The final app was originally created for musicians. It is a simple metronome, but the beauty of the app—especially in contrast to CPR Tempo—is that there are 13 tone options including a snare drum, woodblock, and cowbell. Unfortunately, this app is limited to regulating the rate of chest compressions and lacks the ability to track code events. I found it the most useful for my role in code situations. I was able to press play, put it in my pocket, and forget about it until the code ended. So, if you are an ACLS provider who needs to be actively involved in a resuscitation, this might be a useful tool to have in your armamentarium.
The Bottom Line
Cognitive load plays a key role in our ability to perform in high stress situations. By utilizing strategies for cognitive offloading, we may be able to improve our ability to make decisions under pressure. While smart phone applications may not be the end-all and be-all for managing chaos, they may provide the necessary structure to enhance team performance. Overall, in my analysis of the smartphone code applications, it seems that each may have their own unique niche. If you are keeping track of every event in a code and are able to have your phone out at all times, the AHA Full Code Pro app is the winner.
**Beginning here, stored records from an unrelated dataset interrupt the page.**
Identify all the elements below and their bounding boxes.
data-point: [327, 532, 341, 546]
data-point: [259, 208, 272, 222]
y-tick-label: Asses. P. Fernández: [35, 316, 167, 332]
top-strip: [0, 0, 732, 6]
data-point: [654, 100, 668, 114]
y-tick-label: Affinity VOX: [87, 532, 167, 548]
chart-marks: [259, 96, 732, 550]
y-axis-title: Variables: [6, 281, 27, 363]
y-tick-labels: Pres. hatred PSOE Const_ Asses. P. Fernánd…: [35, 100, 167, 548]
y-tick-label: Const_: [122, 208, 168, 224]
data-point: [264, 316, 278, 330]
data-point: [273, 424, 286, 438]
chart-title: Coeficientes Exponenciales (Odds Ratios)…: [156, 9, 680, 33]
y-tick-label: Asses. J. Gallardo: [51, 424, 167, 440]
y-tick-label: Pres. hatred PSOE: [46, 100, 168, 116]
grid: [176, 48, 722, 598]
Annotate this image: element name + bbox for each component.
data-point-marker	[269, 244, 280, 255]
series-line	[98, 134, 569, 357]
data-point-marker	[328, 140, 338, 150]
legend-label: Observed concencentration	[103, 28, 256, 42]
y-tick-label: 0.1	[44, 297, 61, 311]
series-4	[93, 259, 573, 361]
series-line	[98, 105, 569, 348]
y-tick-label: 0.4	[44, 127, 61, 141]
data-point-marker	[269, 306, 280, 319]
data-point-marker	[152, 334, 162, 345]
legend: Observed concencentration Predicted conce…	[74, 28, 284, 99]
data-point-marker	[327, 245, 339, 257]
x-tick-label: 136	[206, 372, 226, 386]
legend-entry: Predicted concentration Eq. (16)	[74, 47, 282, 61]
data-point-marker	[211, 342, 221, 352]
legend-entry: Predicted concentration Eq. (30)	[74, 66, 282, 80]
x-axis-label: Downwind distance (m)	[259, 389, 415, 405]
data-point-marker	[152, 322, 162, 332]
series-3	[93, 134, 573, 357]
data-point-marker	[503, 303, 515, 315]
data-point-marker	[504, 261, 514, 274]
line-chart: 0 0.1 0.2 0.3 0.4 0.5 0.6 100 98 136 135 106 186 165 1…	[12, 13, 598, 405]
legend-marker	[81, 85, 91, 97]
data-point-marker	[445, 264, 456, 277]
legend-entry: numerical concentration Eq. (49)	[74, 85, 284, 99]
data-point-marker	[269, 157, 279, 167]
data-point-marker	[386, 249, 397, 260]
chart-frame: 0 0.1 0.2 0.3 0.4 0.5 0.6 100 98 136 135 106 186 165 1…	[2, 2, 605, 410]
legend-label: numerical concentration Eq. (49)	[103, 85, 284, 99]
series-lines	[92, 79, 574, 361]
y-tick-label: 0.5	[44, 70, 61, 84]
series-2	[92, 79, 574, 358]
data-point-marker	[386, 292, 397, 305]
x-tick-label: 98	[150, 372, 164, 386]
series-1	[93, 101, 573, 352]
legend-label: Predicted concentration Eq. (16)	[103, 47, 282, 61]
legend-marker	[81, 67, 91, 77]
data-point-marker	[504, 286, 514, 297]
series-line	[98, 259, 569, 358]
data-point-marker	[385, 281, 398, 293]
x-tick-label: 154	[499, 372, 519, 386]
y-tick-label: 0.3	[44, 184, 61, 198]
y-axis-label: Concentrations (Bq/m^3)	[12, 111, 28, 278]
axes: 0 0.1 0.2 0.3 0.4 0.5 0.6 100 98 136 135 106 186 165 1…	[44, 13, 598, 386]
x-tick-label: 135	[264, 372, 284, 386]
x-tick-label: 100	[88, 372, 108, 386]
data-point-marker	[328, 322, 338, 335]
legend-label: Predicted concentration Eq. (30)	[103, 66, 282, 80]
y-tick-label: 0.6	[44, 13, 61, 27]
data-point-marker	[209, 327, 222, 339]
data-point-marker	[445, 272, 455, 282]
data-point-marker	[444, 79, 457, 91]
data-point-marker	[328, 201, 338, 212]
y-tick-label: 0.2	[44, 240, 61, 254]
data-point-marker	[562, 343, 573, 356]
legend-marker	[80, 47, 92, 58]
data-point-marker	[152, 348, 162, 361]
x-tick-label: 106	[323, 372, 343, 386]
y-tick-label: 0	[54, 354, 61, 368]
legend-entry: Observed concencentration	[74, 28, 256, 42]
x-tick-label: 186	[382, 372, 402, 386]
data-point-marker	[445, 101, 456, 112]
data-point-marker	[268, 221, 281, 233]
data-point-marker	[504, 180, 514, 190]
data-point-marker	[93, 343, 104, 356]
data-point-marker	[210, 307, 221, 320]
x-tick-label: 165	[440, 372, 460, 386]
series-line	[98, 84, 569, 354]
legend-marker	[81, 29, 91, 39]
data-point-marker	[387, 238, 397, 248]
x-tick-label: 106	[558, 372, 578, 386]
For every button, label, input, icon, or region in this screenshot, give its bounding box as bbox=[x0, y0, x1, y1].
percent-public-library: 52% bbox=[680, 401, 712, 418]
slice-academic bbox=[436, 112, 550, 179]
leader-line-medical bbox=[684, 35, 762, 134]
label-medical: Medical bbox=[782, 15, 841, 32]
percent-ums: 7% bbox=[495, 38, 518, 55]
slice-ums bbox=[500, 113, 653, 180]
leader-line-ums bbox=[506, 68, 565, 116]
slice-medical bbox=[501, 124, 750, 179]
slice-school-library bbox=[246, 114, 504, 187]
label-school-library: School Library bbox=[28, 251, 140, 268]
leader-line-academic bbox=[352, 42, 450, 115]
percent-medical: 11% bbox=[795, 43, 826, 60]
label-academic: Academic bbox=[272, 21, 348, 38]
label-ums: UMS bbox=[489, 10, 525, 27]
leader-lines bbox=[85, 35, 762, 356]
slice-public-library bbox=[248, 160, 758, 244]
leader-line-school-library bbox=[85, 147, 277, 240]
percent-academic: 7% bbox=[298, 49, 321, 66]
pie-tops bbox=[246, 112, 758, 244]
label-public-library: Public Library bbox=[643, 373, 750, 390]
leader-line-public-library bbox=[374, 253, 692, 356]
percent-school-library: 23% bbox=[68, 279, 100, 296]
For the rest of us, CPR Tempo has the most utility and would be the best if it just had a nicer tone. Until that changes, Pro Metronome will be my choice for all future code situations.
- Abella, B. S. "Chest Compression Rates During Cardiopulmonary Resuscitation Are Suboptimal: A Prospective Study During In-Hospital Cardiac Arrest." Circulation 111.4 (2005): 428-34. Web.
- Idris, A. H., D. Guffey, T. P. Aufderheide, S. Brown, L. J. Morrison, P. Nichols, J. Powell, M. Daya, B. L. Bigham, D. L. Atkins, R. Berg, D. Davis, I. Stiell, G. Sopko, and G. Nichol. "Relationship Between Chest Compression Rates and Outcomes From Cardiac Arrest." Circulation125.24 (2012): 3004-012. Web.
- Kern, Karl B., Ronald E. Stickney, Leanne Gallison, and Robert E. Smith. "Metronome Improves Compression and Ventilation Rates during CPR on a Manikin in a Randomized Trial." Resuscitation 81.2 (2010): 206-10. Web.
- Kreutzer, Jeffrey S., Bruce Caplan, and John DeLuca. "Yerkes–Dodson Law." Encyclopedia of Clinical Neuropsychology. New York: Springer, 2011. 2737-738. Web.
- Oh, Je Hyeok, Sang Jin Lee, Sung Eun Kim, Kwang Jung Lee, Ju Won Choe, and Chan Woong Kim. "Effects of Audio Tone Guidance on Performance of CPR in Simulated Cardiac Arrest with an Advanced Airway." Resuscitation 79.2 (2008): 273-77. Web.
- Park, S. O., C. K. Hong, D. H. Shin, J. H. Lee, and S. Y. Hwang. "Efficacy of Metronome Sound Guidance via a Phone Speaker during Dispatcher-assisted Compression-only Cardiopulmonary Resuscitation by an Untrained Layperson: A Randomised Controlled Simulation Study Using a Manikin." Emergency Medicine Journal 30.8 (2012): 657-61. Web.